Harley returned to the glory of massive success after appearing in 2009's smash hit, Batman: Arkham Asylum. The game developed by Rocksteady Studios introduced yet another iteration to the Harley Quinn character: a gritty, violent and love-scorned one. Harley Quinn's appearance changed as much as her once almost-juvenile personality, gone was the red-and-black jumpsuit instead replaced by a red-and-purple corset with thigh-high boots. Harley stepped into a major role as one of the primary characters in the entire series of games produced over the last several years. Harley, in the Arkham games, is truly psychotic and seems to truly have been destroyed mentally and emotionally by The Joker.

Joining The Suicide Squad

Two years later, DC re-launches all their properties and we are given another new iteration of the clown princess, this time as a super criminal hired (read forced) into serving the government on a variety of high-risk black-ops missions. Harley is taken in a new direction in this iteration as she is still in love with The Joker, but believes him to be dead. She is a much more dangerous, and psychotic character through her time in the Suicide Squad evidenced by grinning while executing someone and giggling when even the other teammates are terrified. 

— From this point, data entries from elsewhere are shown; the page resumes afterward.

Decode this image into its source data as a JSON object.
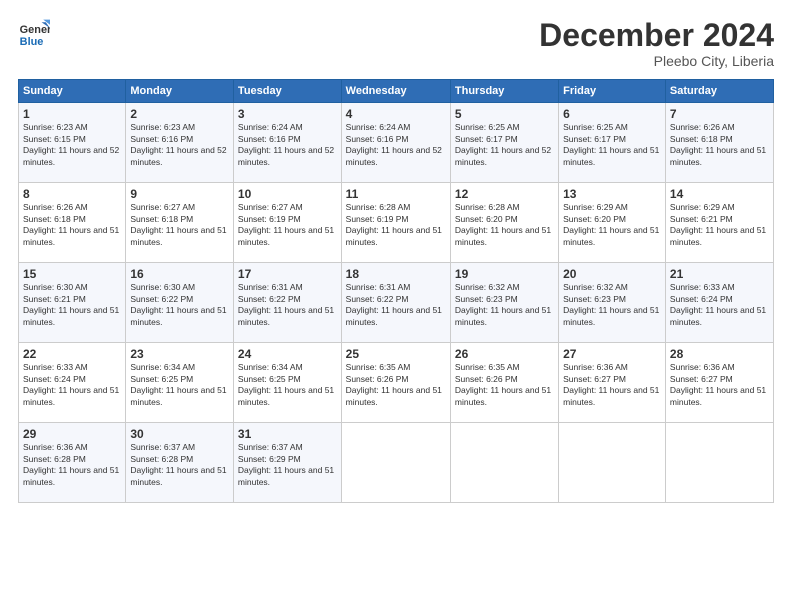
{
  "logo": {
    "line1": "General",
    "line2": "Blue"
  },
  "title": "December 2024",
  "subtitle": "Pleebo City, Liberia",
  "days_header": [
    "Sunday",
    "Monday",
    "Tuesday",
    "Wednesday",
    "Thursday",
    "Friday",
    "Saturday"
  ],
  "weeks": [
    [
      {
        "day": "1",
        "sunrise": "6:23 AM",
        "sunset": "6:15 PM",
        "daylight": "11 hours and 52 minutes."
      },
      {
        "day": "2",
        "sunrise": "6:23 AM",
        "sunset": "6:16 PM",
        "daylight": "11 hours and 52 minutes."
      },
      {
        "day": "3",
        "sunrise": "6:24 AM",
        "sunset": "6:16 PM",
        "daylight": "11 hours and 52 minutes."
      },
      {
        "day": "4",
        "sunrise": "6:24 AM",
        "sunset": "6:16 PM",
        "daylight": "11 hours and 52 minutes."
      },
      {
        "day": "5",
        "sunrise": "6:25 AM",
        "sunset": "6:17 PM",
        "daylight": "11 hours and 52 minutes."
      },
      {
        "day": "6",
        "sunrise": "6:25 AM",
        "sunset": "6:17 PM",
        "daylight": "11 hours and 51 minutes."
      },
      {
        "day": "7",
        "sunrise": "6:26 AM",
        "sunset": "6:18 PM",
        "daylight": "11 hours and 51 minutes."
      }
    ],
    [
      {
        "day": "8",
        "sunrise": "6:26 AM",
        "sunset": "6:18 PM",
        "daylight": "11 hours and 51 minutes."
      },
      {
        "day": "9",
        "sunrise": "6:27 AM",
        "sunset": "6:18 PM",
        "daylight": "11 hours and 51 minutes."
      },
      {
        "day": "10",
        "sunrise": "6:27 AM",
        "sunset": "6:19 PM",
        "daylight": "11 hours and 51 minutes."
      },
      {
        "day": "11",
        "sunrise": "6:28 AM",
        "sunset": "6:19 PM",
        "daylight": "11 hours and 51 minutes."
      },
      {
        "day": "12",
        "sunrise": "6:28 AM",
        "sunset": "6:20 PM",
        "daylight": "11 hours and 51 minutes."
      },
      {
        "day": "13",
        "sunrise": "6:29 AM",
        "sunset": "6:20 PM",
        "daylight": "11 hours and 51 minutes."
      },
      {
        "day": "14",
        "sunrise": "6:29 AM",
        "sunset": "6:21 PM",
        "daylight": "11 hours and 51 minutes."
      }
    ],
    [
      {
        "day": "15",
        "sunrise": "6:30 AM",
        "sunset": "6:21 PM",
        "daylight": "11 hours and 51 minutes."
      },
      {
        "day": "16",
        "sunrise": "6:30 AM",
        "sunset": "6:22 PM",
        "daylight": "11 hours and 51 minutes."
      },
      {
        "day": "17",
        "sunrise": "6:31 AM",
        "sunset": "6:22 PM",
        "daylight": "11 hours and 51 minutes."
      },
      {
        "day": "18",
        "sunrise": "6:31 AM",
        "sunset": "6:22 PM",
        "daylight": "11 hours and 51 minutes."
      },
      {
        "day": "19",
        "sunrise": "6:32 AM",
        "sunset": "6:23 PM",
        "daylight": "11 hours and 51 minutes."
      },
      {
        "day": "20",
        "sunrise": "6:32 AM",
        "sunset": "6:23 PM",
        "daylight": "11 hours and 51 minutes."
      },
      {
        "day": "21",
        "sunrise": "6:33 AM",
        "sunset": "6:24 PM",
        "daylight": "11 hours and 51 minutes."
      }
    ],
    [
      {
        "day": "22",
        "sunrise": "6:33 AM",
        "sunset": "6:24 PM",
        "daylight": "11 hours and 51 minutes."
      },
      {
        "day": "23",
        "sunrise": "6:34 AM",
        "sunset": "6:25 PM",
        "daylight": "11 hours and 51 minutes."
      },
      {
        "day": "24",
        "sunrise": "6:34 AM",
        "sunset": "6:25 PM",
        "daylight": "11 hours and 51 minutes."
      },
      {
        "day": "25",
        "sunrise": "6:35 AM",
        "sunset": "6:26 PM",
        "daylight": "11 hours and 51 minutes."
      },
      {
        "day": "26",
        "sunrise": "6:35 AM",
        "sunset": "6:26 PM",
        "daylight": "11 hours and 51 minutes."
      },
      {
        "day": "27",
        "sunrise": "6:36 AM",
        "sunset": "6:27 PM",
        "daylight": "11 hours and 51 minutes."
      },
      {
        "day": "28",
        "sunrise": "6:36 AM",
        "sunset": "6:27 PM",
        "daylight": "11 hours and 51 minutes."
      }
    ],
    [
      {
        "day": "29",
        "sunrise": "6:36 AM",
        "sunset": "6:28 PM",
        "daylight": "11 hours and 51 minutes."
      },
      {
        "day": "30",
        "sunrise": "6:37 AM",
        "sunset": "6:28 PM",
        "daylight": "11 hours and 51 minutes."
      },
      {
        "day": "31",
        "sunrise": "6:37 AM",
        "sunset": "6:29 PM",
        "daylight": "11 hours and 51 minutes."
      },
      null,
      null,
      null,
      null
    ]
  ],
  "labels": {
    "sunrise": "Sunrise:",
    "sunset": "Sunset:",
    "daylight": "Daylight:"
  }
}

This is where we believe that we find Margot Robbie's performance, and from what we've seen in the trailers so far, she's definitely got something a little missing upstairs. She also doesn't seem to have any issue with violence or give a crap about what others think of her. And ultimately, that's the Harley that I love: the one who knows exactly where she stand and who she is. She's deadly, and unpredictable but in no way is she dumb; she's working through everything in her head.

I don't know about you, but I can't wait to see Harley take center stage when Suicide Squad hits theaters in August.